Hi all,
I am working on a toy example that learns the influence of binary configuration options on some non-functional property with the influences being my random variables. Although I implemented my artificial toy target function such that the influence of option A varies largely, NUTS infers all influences with the same variance.
This is my code:
def ask_oracle(config):
base = 20
a, b, c = config
influence_a = scipy.stats.norm(5, 3).rvs(1)[0]
influence_b = 0.5
influence_c = 2
nfp = influence_a * a + influence_b * b + influence_c * c + base
return nfp
Here, we define that influence_a should be normal-distributed with mean 5 and stddev 3.
This is my model:
def model(a, b, c, obs=None):
mean = 0
var = 15
influence_a = numpyro.sample("influence_a", npdist.Normal(mean, var))

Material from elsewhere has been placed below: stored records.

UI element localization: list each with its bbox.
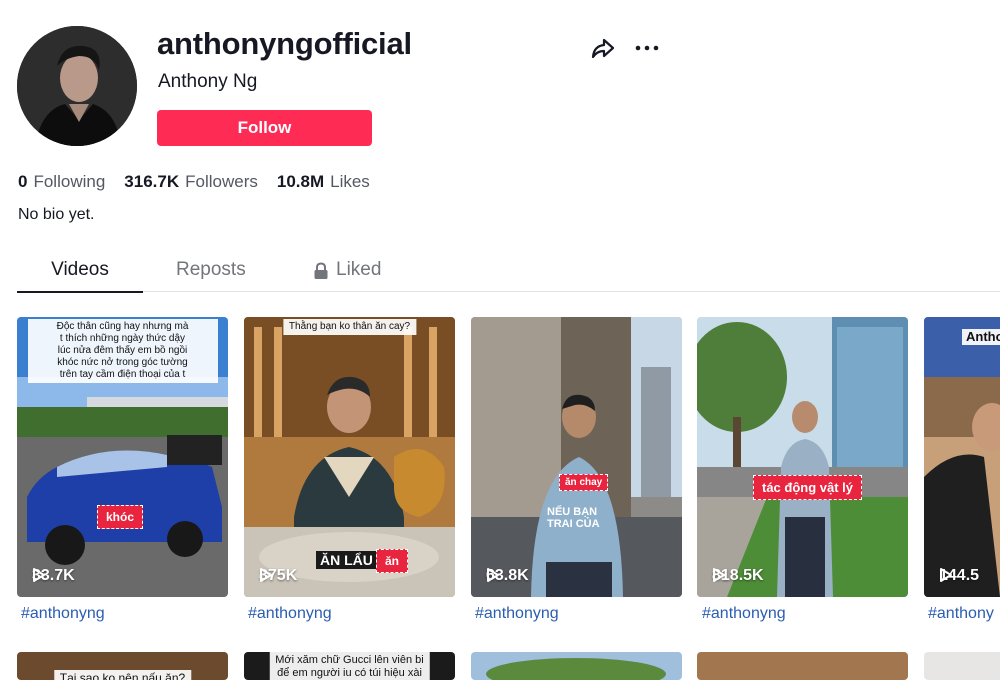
profile-bio: No bio yet. [18, 206, 95, 223]
video-card[interactable]: tác động vật lý 818.5K [697, 317, 908, 597]
video-card[interactable]: Độc thân cũng hay nhưng mà t thích những… [17, 317, 228, 597]
tab-active-indicator [17, 291, 143, 293]
video-caption[interactable]: #anthonyng [475, 605, 559, 623]
avatar-image [17, 26, 137, 146]
play-icon [940, 568, 952, 582]
stat-value: 0 [18, 172, 28, 191]
video-sticker: tác động vật lý [753, 475, 863, 500]
tab-label: Reposts [176, 259, 246, 280]
video-subtitle: ĂN LẨU [316, 551, 377, 569]
profile-page: anthonyngofficial Anthony Ng Follow 0 Fo… [0, 0, 1000, 680]
overlay-line: trên tay cầm điện thoại của t [59, 369, 186, 380]
stat-following[interactable]: 0 Following [18, 172, 105, 192]
video-card[interactable]: Mới xăm chữ Gucci lên viên bi để em ngườ… [244, 652, 455, 680]
stat-label: Followers [185, 172, 258, 191]
video-overlay-text: Tại sao ko nên nấu ăn? [53, 670, 192, 680]
stat-value: 10.8M [276, 172, 325, 191]
video-card[interactable] [924, 652, 1000, 680]
stat-followers[interactable]: 316.7K Followers [124, 172, 258, 192]
video-caption[interactable]: #anthonyng [702, 605, 786, 623]
avatar[interactable] [17, 26, 137, 146]
video-subtitle: NẾU BẠN TRAI CỦA [547, 506, 600, 530]
video-overlay-text: Độc thân cũng hay nhưng mà t thích những… [27, 319, 218, 383]
video-card[interactable] [471, 652, 682, 680]
profile-tabs: Videos Reposts Liked [17, 248, 1000, 293]
video-thumbnail [471, 652, 682, 680]
play-icon [260, 568, 272, 582]
video-overlay-text: Mới xăm chữ Gucci lên viên bi để em ngườ… [269, 652, 430, 680]
video-card[interactable]: Antho 144.5 [924, 317, 1000, 597]
share-icon[interactable] [590, 35, 616, 61]
video-views: 144.5 [939, 567, 979, 585]
video-thumbnail [924, 652, 1000, 680]
stat-likes: 10.8M Likes [277, 172, 370, 192]
stat-label: Likes [330, 172, 370, 191]
video-views: 63.8K [486, 567, 529, 585]
video-card[interactable]: Tại sao ko nên nấu ăn? [17, 652, 228, 680]
tab-label: Liked [336, 259, 382, 280]
play-icon [487, 568, 499, 582]
video-sticker: ăn [376, 549, 409, 573]
tab-videos[interactable]: Videos [17, 248, 143, 293]
video-thumbnail [697, 652, 908, 680]
video-caption[interactable]: #anthonyng [21, 605, 105, 623]
video-sticker: khóc [97, 505, 144, 529]
video-caption[interactable]: #anthonyng [248, 605, 332, 623]
video-thumbnail [697, 317, 908, 597]
video-caption[interactable]: #anthony [928, 605, 994, 623]
video-card[interactable] [697, 652, 908, 680]
overlay-line: Mới xăm chữ Gucci lên viên bi [275, 654, 424, 666]
play-icon [713, 568, 725, 582]
tab-liked[interactable]: Liked [313, 248, 381, 292]
overlay-line: để em người iu có túi hiệu xài [277, 667, 422, 679]
video-card[interactable]: ăn chay NẾU BẠN TRAI CỦA 63.8K [471, 317, 682, 597]
stat-label: Following [33, 172, 106, 191]
video-views: 33.7K [32, 567, 75, 585]
profile-nickname: Anthony Ng [158, 71, 258, 92]
play-icon [33, 568, 45, 582]
video-views: 375K [259, 567, 297, 585]
overlay-line: Độc thân cũng hay nhưng mà [56, 321, 189, 332]
overlay-line: lúc nửa đêm thấy em bồ ngồi [57, 345, 188, 356]
video-sticker: ăn chay [559, 474, 609, 491]
tab-label: Videos [51, 259, 109, 280]
more-icon[interactable] [634, 35, 660, 61]
overlay-line: t thích những ngày thức dậy [59, 333, 186, 344]
video-views: 818.5K [712, 567, 764, 585]
tab-reposts[interactable]: Reposts [176, 248, 246, 292]
video-thumbnail [924, 317, 1000, 597]
lock-icon [314, 262, 328, 279]
overlay-line: khóc nức nở trong góc tường [57, 357, 188, 368]
video-overlay-text: Thằng bạn ko thân ăn cay? [282, 319, 417, 335]
video-overlay-text: Antho [962, 329, 1000, 345]
follow-button[interactable]: Follow [157, 110, 372, 146]
stat-value: 316.7K [124, 172, 180, 191]
video-card[interactable]: Thằng bạn ko thân ăn cay? ĂN LẨU ăn 375K [244, 317, 455, 597]
profile-username: anthonyngofficial [157, 26, 412, 61]
video-thumbnail [471, 317, 682, 597]
profile-stats: 0 Following 316.7K Followers 10.8M Likes [18, 172, 370, 192]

influence_b = numpyro.sample("influence_b", npdist.Normal(mean, var))
influence_c = numpyro.sample("influence_c", npdist.Normal(mean, var))
base = numpyro.sample("base", npdist.HalfNormal(30))
result = base + a * influence_a + b * influence_b + c * influence_c
error_var = numpyro.sample("error", npdist.HalfNormal(1.0))
with numpyro.plate("data", len(a)):
obs = numpyro.sample("nfp", npdist.Normal(result, error_var), obs=obs)
return obs
And this is my experiment:
def main():
configs = list(itertools.product([True, False], repeat=3))
configs = configs * 20 # simulating repeated measurements
python_random.shuffle(configs)
nfp = jnp.atleast_1d(list(map(ask_oracle, configs)))
X = jnp.atleast_2d(configs)
X = MinMaxScaler().fit_transform(X)
nuts_kernel = npNUTS(model)
n_chains = 3
mcmc = npMCMC(nuts_kernel, num_samples=2000,
num_warmup=5000, progress_bar=False, num_chains=n_chains)
rng_key = random.PRNGKey(0)
mcmc.run(rng_key, X[:, 0], X[:, 1], X[:, 2], obs=nfp)
mcmc.print_summary()
az_data = az.from_numpyro(mcmc, num_chains=n_chains)
az.plot_trace(az_data, legend=True,)
This is the output:
mean std median 5.0% 95.0% n_eff r_hat
base 20.41 0.31 20.41 19.93 20.93 3693.94 1.00
error 1.93 0.11 1.93 1.75 2.10 5030.02 1.00
influence_a 5.54 0.30 5.54 5.02 6.02 4867.74 1.00
influence_b 0.23 0.31 0.23 -0.26 0.76 4564.49 1.00
influence_c 1.46 0.30 1.46 0.98 1.97 4685.77 1.00
I assumed that MCMC would assign more uncertainty to option A’s influence instead of the other RVs in order to approach the posterior more closely.
What can I do to detect this varying uncertainty? Is this generally possible?